Poem of the Day: ‘Mountain Pines’ 

Amid the brutal austerity of the California coast, Robinson Jeffers would develop the philosophy he called ‘inhumanism,’ whose central tenet was ‘the rejection of human solipsism,’ and whose sole proponent he was.

Via Wikimedia Commons
Carl Van Vechten, Portrait of Robinson Jeffers, detail, 1937. Via Wikimedia Commons

Readers of Robinson Jeffers (1887–1962) usually associate his name with the raw, sprawling, unrhymed lines of such poems as “Hurt Hawks,” echoing the brutal austerity of the California coast whose poetic voice he became. Perhaps that’s why today’s Poem of the Day, “Mountain Pines,” an early formal sonnet from the poet, does not sound much like the Robinson Jeffers that American readers would come to know.

In fact, however, his (self-funded) first book “Flagons and Apples,” published in 1912 under his full name, John Robinson Jeffers, might have been by almost any poet of the same period. With its lingering Yeatsian odors, it’s the work of a young man who has yet to find his subject and his voice.
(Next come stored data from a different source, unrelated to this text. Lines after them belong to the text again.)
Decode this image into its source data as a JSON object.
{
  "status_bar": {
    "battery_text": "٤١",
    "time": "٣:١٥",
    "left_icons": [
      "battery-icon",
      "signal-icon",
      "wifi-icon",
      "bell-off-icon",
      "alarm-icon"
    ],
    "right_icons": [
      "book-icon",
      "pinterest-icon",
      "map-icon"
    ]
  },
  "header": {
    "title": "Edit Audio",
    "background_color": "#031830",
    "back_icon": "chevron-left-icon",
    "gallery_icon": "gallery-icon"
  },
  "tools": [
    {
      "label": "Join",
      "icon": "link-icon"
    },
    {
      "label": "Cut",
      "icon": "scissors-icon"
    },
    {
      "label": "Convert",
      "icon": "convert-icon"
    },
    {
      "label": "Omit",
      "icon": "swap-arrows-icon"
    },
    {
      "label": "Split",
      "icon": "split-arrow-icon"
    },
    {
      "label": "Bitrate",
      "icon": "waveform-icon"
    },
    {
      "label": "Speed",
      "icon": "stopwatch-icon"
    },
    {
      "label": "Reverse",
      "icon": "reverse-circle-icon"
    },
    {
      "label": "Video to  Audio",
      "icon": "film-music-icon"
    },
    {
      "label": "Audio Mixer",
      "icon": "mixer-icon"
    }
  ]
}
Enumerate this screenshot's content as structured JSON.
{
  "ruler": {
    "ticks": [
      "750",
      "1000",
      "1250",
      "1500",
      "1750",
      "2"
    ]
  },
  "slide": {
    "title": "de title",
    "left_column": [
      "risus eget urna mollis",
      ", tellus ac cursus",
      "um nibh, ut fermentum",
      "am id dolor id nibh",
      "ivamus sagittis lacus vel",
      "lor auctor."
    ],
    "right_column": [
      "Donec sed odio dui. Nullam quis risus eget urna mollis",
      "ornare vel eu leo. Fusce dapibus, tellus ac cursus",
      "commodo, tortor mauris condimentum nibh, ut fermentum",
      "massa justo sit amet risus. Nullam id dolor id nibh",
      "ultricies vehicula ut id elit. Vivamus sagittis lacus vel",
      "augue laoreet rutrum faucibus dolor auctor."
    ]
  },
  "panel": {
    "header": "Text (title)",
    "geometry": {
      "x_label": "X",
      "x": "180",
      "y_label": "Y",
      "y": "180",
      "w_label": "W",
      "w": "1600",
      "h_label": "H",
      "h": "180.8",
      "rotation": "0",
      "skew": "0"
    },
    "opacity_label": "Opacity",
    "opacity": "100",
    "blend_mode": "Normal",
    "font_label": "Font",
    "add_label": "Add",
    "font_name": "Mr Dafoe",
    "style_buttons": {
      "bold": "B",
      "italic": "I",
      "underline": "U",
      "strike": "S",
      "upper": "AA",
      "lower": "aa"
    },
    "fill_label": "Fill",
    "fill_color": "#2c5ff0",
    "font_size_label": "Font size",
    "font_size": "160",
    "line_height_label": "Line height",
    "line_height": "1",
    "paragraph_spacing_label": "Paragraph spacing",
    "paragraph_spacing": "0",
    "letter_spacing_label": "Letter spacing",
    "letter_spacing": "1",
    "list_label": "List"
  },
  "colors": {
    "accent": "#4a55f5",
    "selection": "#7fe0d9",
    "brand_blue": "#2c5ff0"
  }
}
His next book, “Californians” (1916), turned its gaze more intensely on the Pacific-coast landscape, and Jeffers began to experiment with longer narrative forms. His subject matter was beginning to crystallize, if not his poetics. By 1924, at thirty-seven, he had completed “Tamar and Other Poems.” Long, unrhymed, narrative epics occur alongside more lyric meditations on the rough coastal landscape.

In that landscape, Jeffers would develop the philosophy he called “inhumanism,” whose central tenet was “the rejection of human solipsism,” and whose sole proponent he was. He would write such lines as: “Dark and enormous / Rolls the surf of the far storms of the heart of the ocean” — lines composed of “rolling stresses” with their own battering, tidal rhythms. He was writing, in other words, the kind of poems we think of as his.  
 
Despite its early formalism, however, today’s poem, “Mountain Pines,” prefigures the poet Jeffers would become. Its structure is still the received form of a Petrarchan sonnet, the sort of thing that Jeffers would later reject as a solipsistic human imposition on the life force that was poetry. But the internal images point the way he would later go, with the mountain pines considering themselves “no kin of anything.”

Within the strict boundaries of the young poet’s imposed form, the world we think of as Jeffers’s can be glimpsed, in the language we think of as his, with the imagery of human physicality making vivid the non-human shapes and movements of trees, wind, and moonlight.